Zeit zu handeln


Übersicht Beiträge und Veröffentlichungen

Künftig arbeitsintensivere Produktionsweise wahrscheinlich

Um Güter und Dienste im Realwert von 1.000 Euro zu erwirtschaften, wenden die Deutschen heute noch knapp 60 Prozent der Primärenergie und rund 25 Prozent der Arbeitszeit von 1960 auf. Ursächlich für diese Entwicklung sind Effizienzsteigerungen infolge des vermehrten Einsatzes von Wissen und Kapital.

Wie das Schaubild zeigt, sank die Zahl der geleisteten Arbeitsstunden je BIP-Einheit besonders stark in den 1960er und 1970er Jahren, während der Energieverbrauch in diesem Zeitraum mehr oder minder stagnierte. Wissen und Kapital wurden also vor allem dazu eingesetzt, die Zahl der geleisteten Arbeitsstunden zu reduzieren, nicht aber dazu, den Energieverbrauch zu senken.

bigImage

Zurückzuführen ist dies unter anderem auf die unterschiedliche Entwicklung der Preise für Arbeit und Energie: Während sich die Kosten für eine Arbeitsstunde bis Mitte der 1970er Jahre nominal fast verfünffachten,[1] erhöhten sich die Energiepreise kaum. Für ein Barrel Rohöl stiegen sie zwischen 1960 und 1973 lediglich um zehn Prozent. Die Preise je Tonne Importkohle gingen sogar geringfügig zurück.[2]

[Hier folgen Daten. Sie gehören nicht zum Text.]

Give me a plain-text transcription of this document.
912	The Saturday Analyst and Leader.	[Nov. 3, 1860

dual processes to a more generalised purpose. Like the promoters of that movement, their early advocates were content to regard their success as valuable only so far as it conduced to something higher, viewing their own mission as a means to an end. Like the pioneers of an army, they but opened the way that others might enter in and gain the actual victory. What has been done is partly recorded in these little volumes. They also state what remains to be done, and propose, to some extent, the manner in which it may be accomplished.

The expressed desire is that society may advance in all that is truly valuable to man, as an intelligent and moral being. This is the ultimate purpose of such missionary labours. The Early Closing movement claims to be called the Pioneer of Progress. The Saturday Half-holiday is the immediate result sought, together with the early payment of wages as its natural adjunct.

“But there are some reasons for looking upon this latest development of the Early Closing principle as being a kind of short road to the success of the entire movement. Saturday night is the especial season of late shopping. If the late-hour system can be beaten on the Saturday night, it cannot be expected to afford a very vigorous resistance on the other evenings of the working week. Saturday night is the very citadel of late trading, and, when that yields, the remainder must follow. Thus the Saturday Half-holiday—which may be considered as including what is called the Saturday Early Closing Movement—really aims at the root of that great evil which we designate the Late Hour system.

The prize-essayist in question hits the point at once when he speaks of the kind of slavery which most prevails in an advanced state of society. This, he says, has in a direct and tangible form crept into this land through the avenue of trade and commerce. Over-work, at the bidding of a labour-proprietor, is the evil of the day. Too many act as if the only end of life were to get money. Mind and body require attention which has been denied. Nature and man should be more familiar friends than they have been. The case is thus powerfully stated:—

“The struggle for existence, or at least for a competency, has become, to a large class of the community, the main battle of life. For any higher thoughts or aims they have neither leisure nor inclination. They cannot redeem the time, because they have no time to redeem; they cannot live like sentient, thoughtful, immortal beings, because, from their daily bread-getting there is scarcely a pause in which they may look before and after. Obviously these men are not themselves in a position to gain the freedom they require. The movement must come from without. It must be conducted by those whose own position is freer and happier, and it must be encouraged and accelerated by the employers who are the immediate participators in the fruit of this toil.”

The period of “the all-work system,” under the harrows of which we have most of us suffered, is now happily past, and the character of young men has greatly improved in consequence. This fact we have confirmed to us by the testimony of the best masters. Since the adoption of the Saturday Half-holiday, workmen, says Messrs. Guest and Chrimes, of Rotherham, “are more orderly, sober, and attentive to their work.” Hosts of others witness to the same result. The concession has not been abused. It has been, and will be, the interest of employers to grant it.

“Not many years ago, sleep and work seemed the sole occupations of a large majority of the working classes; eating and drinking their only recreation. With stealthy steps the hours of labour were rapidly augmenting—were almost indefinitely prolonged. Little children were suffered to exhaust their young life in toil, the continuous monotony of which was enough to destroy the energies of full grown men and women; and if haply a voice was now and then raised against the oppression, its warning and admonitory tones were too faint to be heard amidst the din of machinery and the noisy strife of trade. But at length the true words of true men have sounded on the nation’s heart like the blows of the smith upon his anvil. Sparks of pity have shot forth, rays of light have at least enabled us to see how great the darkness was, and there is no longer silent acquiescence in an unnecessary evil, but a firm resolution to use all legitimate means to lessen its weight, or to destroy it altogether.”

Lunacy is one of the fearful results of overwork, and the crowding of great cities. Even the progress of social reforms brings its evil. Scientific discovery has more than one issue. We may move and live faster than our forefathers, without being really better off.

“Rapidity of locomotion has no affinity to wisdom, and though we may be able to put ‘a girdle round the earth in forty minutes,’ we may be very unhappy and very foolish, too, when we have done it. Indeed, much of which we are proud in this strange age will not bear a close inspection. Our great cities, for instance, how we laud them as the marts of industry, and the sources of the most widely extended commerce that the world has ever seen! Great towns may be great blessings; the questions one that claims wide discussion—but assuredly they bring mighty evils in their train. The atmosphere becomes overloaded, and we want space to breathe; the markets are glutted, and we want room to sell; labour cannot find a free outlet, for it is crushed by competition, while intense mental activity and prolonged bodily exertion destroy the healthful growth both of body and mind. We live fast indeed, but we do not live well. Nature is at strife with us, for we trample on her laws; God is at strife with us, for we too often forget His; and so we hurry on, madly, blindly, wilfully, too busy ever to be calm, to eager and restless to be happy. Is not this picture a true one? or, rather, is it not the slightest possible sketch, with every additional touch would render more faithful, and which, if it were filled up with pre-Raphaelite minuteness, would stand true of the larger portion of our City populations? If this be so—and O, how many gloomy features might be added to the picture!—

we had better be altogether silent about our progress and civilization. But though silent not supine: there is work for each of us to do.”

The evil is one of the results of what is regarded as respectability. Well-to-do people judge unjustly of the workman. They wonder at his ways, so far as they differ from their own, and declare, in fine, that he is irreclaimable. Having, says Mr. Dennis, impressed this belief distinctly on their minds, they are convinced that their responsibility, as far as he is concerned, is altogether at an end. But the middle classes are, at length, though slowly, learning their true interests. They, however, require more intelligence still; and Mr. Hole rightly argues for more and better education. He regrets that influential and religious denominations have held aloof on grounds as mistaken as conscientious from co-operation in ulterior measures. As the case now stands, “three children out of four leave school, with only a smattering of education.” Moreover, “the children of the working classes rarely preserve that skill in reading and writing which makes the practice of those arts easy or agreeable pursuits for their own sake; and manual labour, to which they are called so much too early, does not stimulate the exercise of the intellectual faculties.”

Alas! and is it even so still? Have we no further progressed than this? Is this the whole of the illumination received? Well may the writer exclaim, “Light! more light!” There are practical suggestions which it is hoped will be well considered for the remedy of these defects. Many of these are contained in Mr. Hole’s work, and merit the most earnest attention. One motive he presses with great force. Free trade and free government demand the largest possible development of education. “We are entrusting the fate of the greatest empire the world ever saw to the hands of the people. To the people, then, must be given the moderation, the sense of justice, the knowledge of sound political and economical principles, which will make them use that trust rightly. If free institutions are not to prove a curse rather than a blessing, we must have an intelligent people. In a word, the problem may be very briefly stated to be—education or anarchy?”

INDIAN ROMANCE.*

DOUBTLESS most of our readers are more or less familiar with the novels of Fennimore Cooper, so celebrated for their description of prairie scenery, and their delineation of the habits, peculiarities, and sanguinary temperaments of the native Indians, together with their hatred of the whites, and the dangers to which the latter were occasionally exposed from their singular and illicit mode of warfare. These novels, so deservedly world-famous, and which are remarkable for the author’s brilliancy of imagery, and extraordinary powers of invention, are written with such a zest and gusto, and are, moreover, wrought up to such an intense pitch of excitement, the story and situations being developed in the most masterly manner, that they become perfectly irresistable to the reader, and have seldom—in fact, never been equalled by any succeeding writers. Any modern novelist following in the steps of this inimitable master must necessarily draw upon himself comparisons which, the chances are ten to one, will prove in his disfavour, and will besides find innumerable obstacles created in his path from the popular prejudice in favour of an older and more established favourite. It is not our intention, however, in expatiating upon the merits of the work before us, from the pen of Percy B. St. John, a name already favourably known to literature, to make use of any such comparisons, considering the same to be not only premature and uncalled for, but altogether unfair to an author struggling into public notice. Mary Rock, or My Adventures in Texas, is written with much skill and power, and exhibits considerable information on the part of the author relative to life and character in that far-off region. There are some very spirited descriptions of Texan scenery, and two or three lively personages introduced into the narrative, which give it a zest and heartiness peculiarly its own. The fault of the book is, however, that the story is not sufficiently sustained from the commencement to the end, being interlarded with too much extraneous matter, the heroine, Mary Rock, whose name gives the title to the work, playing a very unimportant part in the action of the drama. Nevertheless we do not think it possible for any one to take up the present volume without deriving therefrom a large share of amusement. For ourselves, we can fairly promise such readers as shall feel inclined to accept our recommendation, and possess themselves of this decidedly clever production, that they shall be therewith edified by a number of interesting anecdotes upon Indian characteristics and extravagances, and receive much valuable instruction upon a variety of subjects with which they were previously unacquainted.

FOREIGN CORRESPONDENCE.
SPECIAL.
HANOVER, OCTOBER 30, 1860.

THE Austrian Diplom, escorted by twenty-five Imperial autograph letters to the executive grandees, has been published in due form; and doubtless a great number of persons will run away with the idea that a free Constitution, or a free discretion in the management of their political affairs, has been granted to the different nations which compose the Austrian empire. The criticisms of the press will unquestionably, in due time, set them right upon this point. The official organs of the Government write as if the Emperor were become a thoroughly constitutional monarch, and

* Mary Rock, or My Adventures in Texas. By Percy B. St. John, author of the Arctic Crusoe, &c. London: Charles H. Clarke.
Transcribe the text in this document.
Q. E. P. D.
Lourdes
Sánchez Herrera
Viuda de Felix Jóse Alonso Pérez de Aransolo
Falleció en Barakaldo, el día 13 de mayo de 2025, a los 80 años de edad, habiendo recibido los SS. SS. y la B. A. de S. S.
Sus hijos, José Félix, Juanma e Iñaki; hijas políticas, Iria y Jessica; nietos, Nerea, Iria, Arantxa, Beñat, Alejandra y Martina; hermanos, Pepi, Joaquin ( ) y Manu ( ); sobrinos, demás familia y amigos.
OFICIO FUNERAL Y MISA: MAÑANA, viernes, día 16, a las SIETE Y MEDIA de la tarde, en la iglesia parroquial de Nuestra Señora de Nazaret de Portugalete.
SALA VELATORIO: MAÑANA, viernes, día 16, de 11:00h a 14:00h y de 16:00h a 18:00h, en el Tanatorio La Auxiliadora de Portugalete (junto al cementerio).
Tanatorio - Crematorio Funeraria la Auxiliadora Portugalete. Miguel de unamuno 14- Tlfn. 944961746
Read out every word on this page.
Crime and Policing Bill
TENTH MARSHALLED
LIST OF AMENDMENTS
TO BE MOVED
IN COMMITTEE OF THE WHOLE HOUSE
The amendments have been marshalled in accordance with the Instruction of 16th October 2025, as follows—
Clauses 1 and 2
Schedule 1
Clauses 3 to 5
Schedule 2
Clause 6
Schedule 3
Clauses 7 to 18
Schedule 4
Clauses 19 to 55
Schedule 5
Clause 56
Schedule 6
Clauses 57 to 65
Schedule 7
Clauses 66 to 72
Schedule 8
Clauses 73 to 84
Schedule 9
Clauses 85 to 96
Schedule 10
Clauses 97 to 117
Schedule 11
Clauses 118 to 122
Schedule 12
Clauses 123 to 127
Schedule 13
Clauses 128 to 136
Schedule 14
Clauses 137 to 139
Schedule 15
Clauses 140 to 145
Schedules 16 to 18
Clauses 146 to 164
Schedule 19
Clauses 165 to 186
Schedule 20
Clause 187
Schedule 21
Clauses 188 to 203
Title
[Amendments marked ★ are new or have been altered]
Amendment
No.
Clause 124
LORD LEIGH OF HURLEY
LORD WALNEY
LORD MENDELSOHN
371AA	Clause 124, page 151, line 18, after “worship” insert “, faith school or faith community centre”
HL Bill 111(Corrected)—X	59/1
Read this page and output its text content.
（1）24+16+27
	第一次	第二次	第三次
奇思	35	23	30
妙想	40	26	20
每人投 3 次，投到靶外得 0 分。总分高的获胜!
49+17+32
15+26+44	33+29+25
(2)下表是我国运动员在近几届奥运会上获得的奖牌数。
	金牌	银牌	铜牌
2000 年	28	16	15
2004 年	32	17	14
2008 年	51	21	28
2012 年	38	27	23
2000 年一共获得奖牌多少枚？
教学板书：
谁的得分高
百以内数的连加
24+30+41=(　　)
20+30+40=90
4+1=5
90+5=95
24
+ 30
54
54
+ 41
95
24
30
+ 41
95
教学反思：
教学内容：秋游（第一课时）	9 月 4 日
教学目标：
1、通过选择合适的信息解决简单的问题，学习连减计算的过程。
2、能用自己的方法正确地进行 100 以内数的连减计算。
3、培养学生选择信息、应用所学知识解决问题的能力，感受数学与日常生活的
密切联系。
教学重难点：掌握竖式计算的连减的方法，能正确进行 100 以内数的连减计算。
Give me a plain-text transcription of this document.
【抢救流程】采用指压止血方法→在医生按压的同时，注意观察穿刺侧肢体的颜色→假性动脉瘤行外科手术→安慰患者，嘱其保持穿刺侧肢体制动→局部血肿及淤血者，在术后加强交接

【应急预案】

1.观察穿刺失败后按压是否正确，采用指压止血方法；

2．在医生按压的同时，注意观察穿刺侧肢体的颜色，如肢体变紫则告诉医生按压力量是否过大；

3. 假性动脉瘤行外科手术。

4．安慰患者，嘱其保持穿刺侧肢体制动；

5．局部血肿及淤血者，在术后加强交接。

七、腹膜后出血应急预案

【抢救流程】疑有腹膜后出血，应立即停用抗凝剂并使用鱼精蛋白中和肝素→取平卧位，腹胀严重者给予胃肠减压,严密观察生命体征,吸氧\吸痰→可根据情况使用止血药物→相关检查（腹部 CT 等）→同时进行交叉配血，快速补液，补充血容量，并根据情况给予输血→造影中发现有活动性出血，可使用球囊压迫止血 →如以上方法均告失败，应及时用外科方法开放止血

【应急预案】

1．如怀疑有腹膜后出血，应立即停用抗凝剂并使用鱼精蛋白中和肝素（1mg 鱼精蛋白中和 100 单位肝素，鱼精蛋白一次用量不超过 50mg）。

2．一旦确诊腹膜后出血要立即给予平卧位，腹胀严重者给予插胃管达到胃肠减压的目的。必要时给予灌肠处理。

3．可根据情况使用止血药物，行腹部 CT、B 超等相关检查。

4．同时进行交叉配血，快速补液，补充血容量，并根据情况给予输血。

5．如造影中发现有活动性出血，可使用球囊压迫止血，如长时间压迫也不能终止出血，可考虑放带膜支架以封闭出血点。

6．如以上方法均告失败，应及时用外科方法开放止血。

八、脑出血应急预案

Seit den beiden Ölpreisschocks Mitte der 1970er und Anfang der 1980er Jahre wird allerdings energiesparender produziert. Gleichzeitig verlangsamte sich der Rückgang des Arbeitsvolumens. Seit 2007 ist die Zahl der je BIP-Einheit geleisteten Arbeitsstunden sogar wieder leicht gestiegen.

Auch künftig dürfte das Arbeitsvolumen je BIP-Einheit weiter steigen, während der Energieverbrauch - voraussichtlich sogar beschleunigt - sinken dürfte. Hierfür spricht, dass sich Energie - ebenso wie andere Rohstoffe - aufgrund der wachsenden Weltbevölkerung, der rasant steigenden Nachfrage in den aufstrebenden Volkswirtschaften sowie verstärkter politischer Anstrengungen zum Klimaschutz spürbar verteuern wird. Wissen und Kapital wird deshalb vor allem genutzt werden, um den Energie- und Ressourcenverbrauch zu senken.

Der Anreiz, Arbeitskosten durch die Verringerung des Arbeitsvolumens einzusparen, wird hingegen nachlassen. Denn abgesehen von bestimmten Fachkräften werden die Löhne der Mehrheit der Beschäftigten auch künftig nur langsam steigen. Inflationsbereinigt werden sie nicht selten sogar sinken. Zurückzuführen ist dies unter anderem auf den anhaltend intensiven internationalen Standortwettbewerb, den Kostendruck, dem die Unternehmen bei Energie und Rohstoffen ausgesetzt sind, steigende Zuwanderung aus ärmeren Weltregionen sowie sinkende staatliche Transferleistungen, die den Druck auf Erwerbstätige erhöhen, auch weniger gut bezahlte Arbeiten anzunehmen. Darüber hinaus wird die Zunahme des Arbeitsvolumens dadurch begünstigt, dass infolge der Bevölkerungsalterung in Zukunft vermehrt Tätigkeiten in arbeitsintensiven Bereichen wie dem Gesundheitswesen, der Pflege und bei haushaltsnahen Diensten nachgefragt werden.

(Stand: 26. Juli 2011, Martin Schulte)


[1] Bis 1959 Bruttoverdienste der Arbeiter. Ab 1960 Arbeitnehmerentgelte je Arbeitnehmer. Eigene Berechnung auf Grundlage von Daten des Bundesministeriums für Wirtschaft und Arbeit und der AMECO-Datenbank der Europäischen Kommission.

[2] Vgl. Lukas Emele (Juni 2009), Entwicklung der Strompreise im Verhältnis zur Kaufkraft und Abhängigkeit der Strompreise von den Primärenergiekosten im Untersuchungszeitraum 1950 bis heute. Projektarbeit der Hochschule für Forstwirtschaft Rottenburg in Zusammenarbeit mit dem Wirtschaftsarchiv Baden-Württemberg, S. 57f. Teilweise eigenen Umrechnungen auf Euro-Basis.